Restoring cuts to libraries and cultural institutions, mental health services, housing programs and early childhood education are among the priorities for the Council in negotiations, the council speaker said.

But the sticking point is how much money the city has from taxes and revenue to spend in the budget.

“We still believe that there is money there. We saw in excess of a billion dollars that we believe need to work and behalf of — not just restoring — but building funding for everything that we just mentioned,” the council speaker said.

Finance chairman Justin Brannan said the Council is still fighting to restore cuts.
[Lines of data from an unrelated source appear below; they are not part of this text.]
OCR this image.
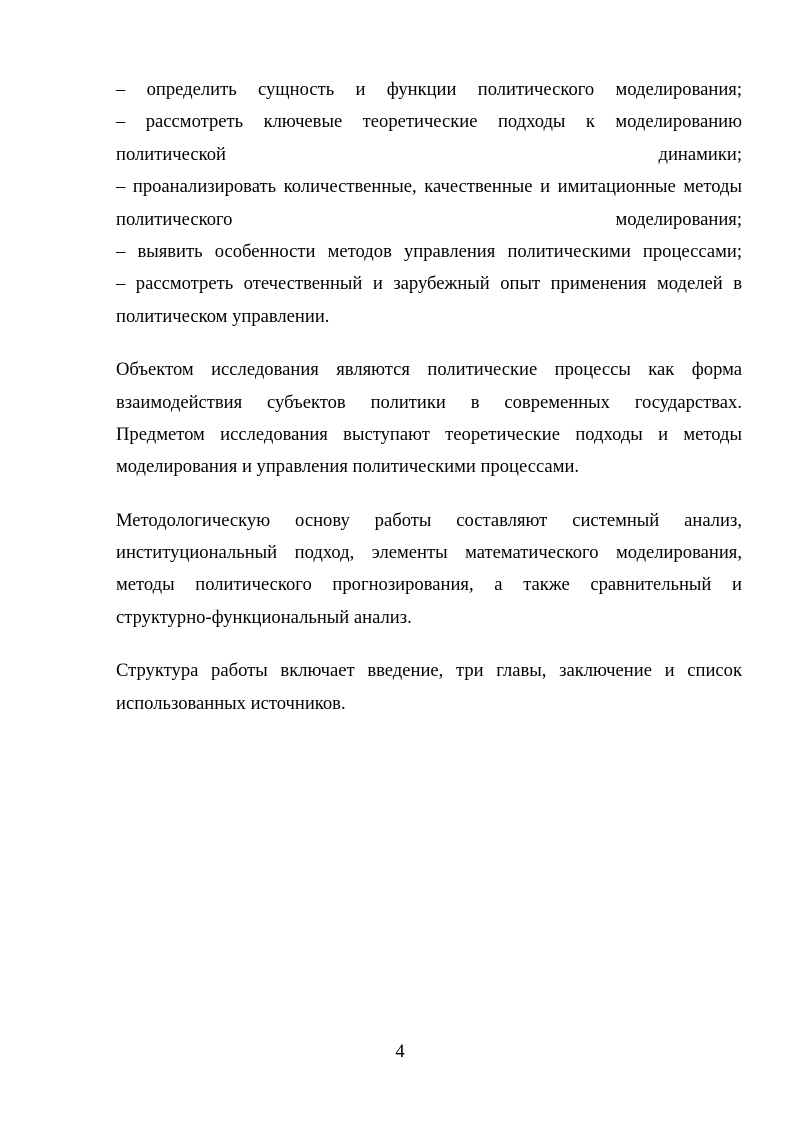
– определить сущность и функции политического моделирования;
– рассмотреть ключевые теоретические подходы к моделированию
политической динамики;
– проанализировать количественные, качественные и имитационные методы
политического моделирования;
– выявить особенности методов управления политическими процессами;
– рассмотреть отечественный и зарубежный опыт применения моделей в
политическом управлении.
Объектом исследования являются политические процессы как форма
взаимодействия субъектов политики в современных государствах.
Предметом исследования выступают теоретические подходы и методы
моделирования и управления политическими процессами.
Методологическую основу работы составляют системный анализ,
институциональный подход, элементы математического моделирования,
методы политического прогнозирования, а также сравнительный и
структурно-функциональный анализ.
Структура работы включает введение, три главы, заключение и список
использованных источников.
4
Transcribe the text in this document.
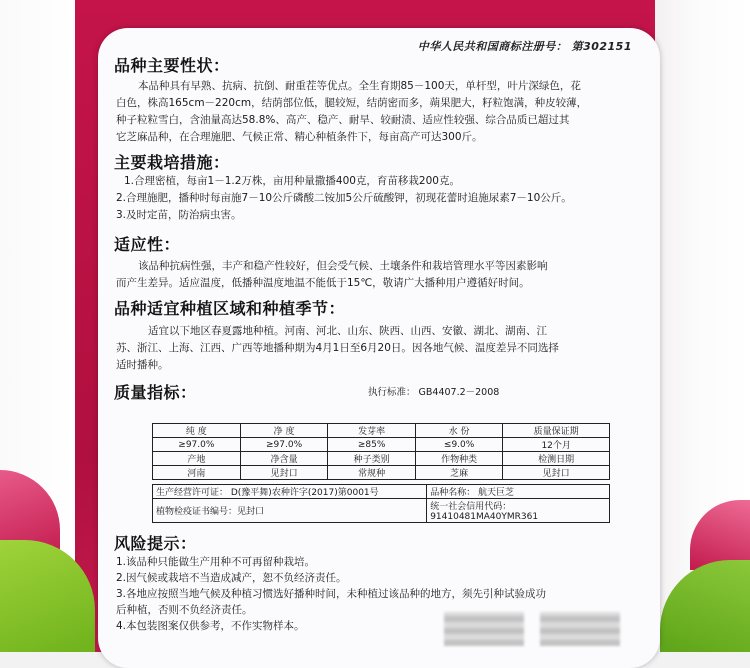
中华人民共和国商标注册号： 第302151
品种主要性状：
本品种具有早熟、抗病、抗倒、耐重茬等优点。全生育期85－100天，单杆型，叶片深绿色，花
白色，株高165cm－220cm，结荫部位低，腿较短，结荫密而多，蒴果肥大，籽粒饱满，种皮较薄，
种子粒粒雪白，含油量高达58.8%、高产、稳产、耐旱、较耐渍、适应性较强、综合品质已超过其
它芝麻品种，在合理施肥、气候正常、精心种植条件下，每亩高产可达300斤。
主要栽培措施：
1.合理密植，每亩1－1.2万株，亩用种量撒播400克，育苗移栽200克。
2.合理施肥，播种时每亩施7－10公斤磷酸二铵加5公斤硫酸钾，初现花蕾时追施尿素7－10公斤。
3.及时定苗，防治病虫害。
适应性：
该品种抗病性强，丰产和稳产性较好，但会受气候、土壤条件和栽培管理水平等因素影响
而产生差异。适应温度，低播种温度地温不能低于15℃，敬请广大播种用户遵循好时间。
品种适宜种植区域和种植季节：
适宜以下地区春夏露地种植。河南、河北、山东、陕西、山西、安徽、湖北、湖南、江
苏、浙江、上海、江西、广西等地播种期为4月1日至6月20日。因各地气候、温度差异不同选择
适时播种。
质量指标：	执行标准： GB4407.2－2008
纯 度	净 度	发芽率	水 份	质量保证期
≥97.0%	≥97.0%	≥85%	≤9.0%	12个月
产地	净含量	种子类别	作物种类	检测日期
河南	见封口	常规种	芝麻	见封口
生产经营许可证： D(豫平舞)农种许字(2017)第0001号	品种名称： 航天巨芝
植物检疫证书编号：见封口	统一社会信用代码： 91410481MA40YMR361
风险提示：
1.该品种只能做生产用种不可再留种栽培。
2.因气候或栽培不当造成减产，恕不负经济责任。
3.各地应按照当地气候及种植习惯选好播种时间，未种植过该品种的地方，须先引种试验成功
后种植，否则不负经济责任。
4.本包装图案仅供参考，不作实物样本。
“We have to restore so many cuts just to get us back to where we were and then we have to go from there. And a lot of these agencies are still down right skeletal. They have to staff up, they need money for more staffing. A lot of the agency heads and commissioners are very concerned,” Brannan said. “They come to us privately and tell us they need more money for their agencies and we’re fighting to try to get it.”

In a statement, City Hall spokeswoman Amaris Cockfield said, “We balanced the budget by making tough decisions early in the process, achieving budget savings, and controlling spending, as well as having the benefit of a stronger-than-expected economy.”

She added, “In the lead up to the end of the month, we are focused on working closely with the Council to adopt an on-time budget that meets our mutual priorities and delivers for everyday New Yorkers.